Do you trust your Ohio doctor? We all want to, but it turns out that there are some areas of medicine where incompetent doctors are performing surgery. Surgery that people think is routine until it is too late to do something about it. Call it nip and tuck for the common person (versus the wealthy), but the truth is that there are many doctors performing cosmetic surgery that have not much more than a basic medical license.

One example chronicles a Kentucky woman who was scheduled for a hysterectomy when her OB/GYN suggested they do a little tummy tuck at the same time. The woman thought it was a good idea and agreed, with very little investigation. After all, the doctor was her OB/GYN and had delivered her last baby. It turns out he should have stuck to delivering babies, because he cut a seven-inch hole in the woman’s abdomen, which subsequently burst and required emergency surgery and a medically induced coma just to survive. After eight more years and four more surgeries, she ultimately settled her lawsuit with the doctor.

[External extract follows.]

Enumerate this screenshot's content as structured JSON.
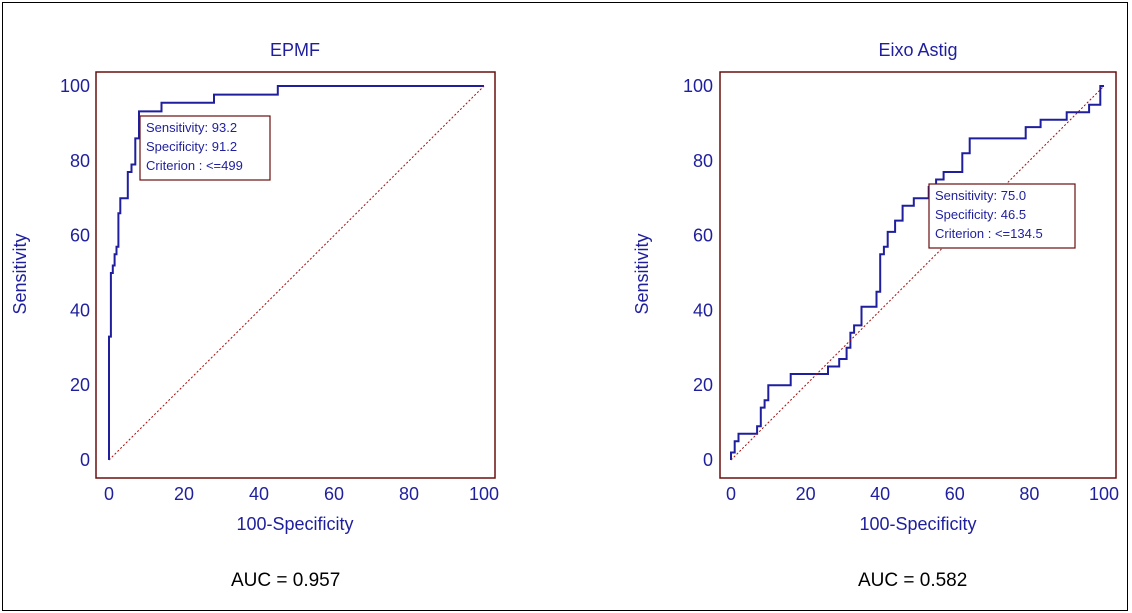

The Chief of Surgery at the University of Pennsylvania recently said that pretty much anyone can call themselves a plastic surgeon with very little training. And with tough economic times affecting the medical profession as well, more doctors appear to be moonlighting as plastic surgeons. Even board-approved plastic surgeons make mistakes, but the chances are greatly reduced. The American Society of Plastic Surgeons says that, under the right conditions (read that board-approved) a death occurs in only one out of every 50,000 patients.

While most states continue to allow ordinary doctors to perform cosmetic surgery, the risk that your surgery may be performed by an incompetent doctor increases exponentially when he or she is not board-approved. But whether or not a doctor has attained the desired credentials, any doctor that causes a wrongful death or seriously injures a patient through medical malpractice is liable for the damage caused. In Ohio, an attorney devoted to helping victims of botched surgeries and other medical malpractice may help hold those accountable for their errors to the fullest extent of the law.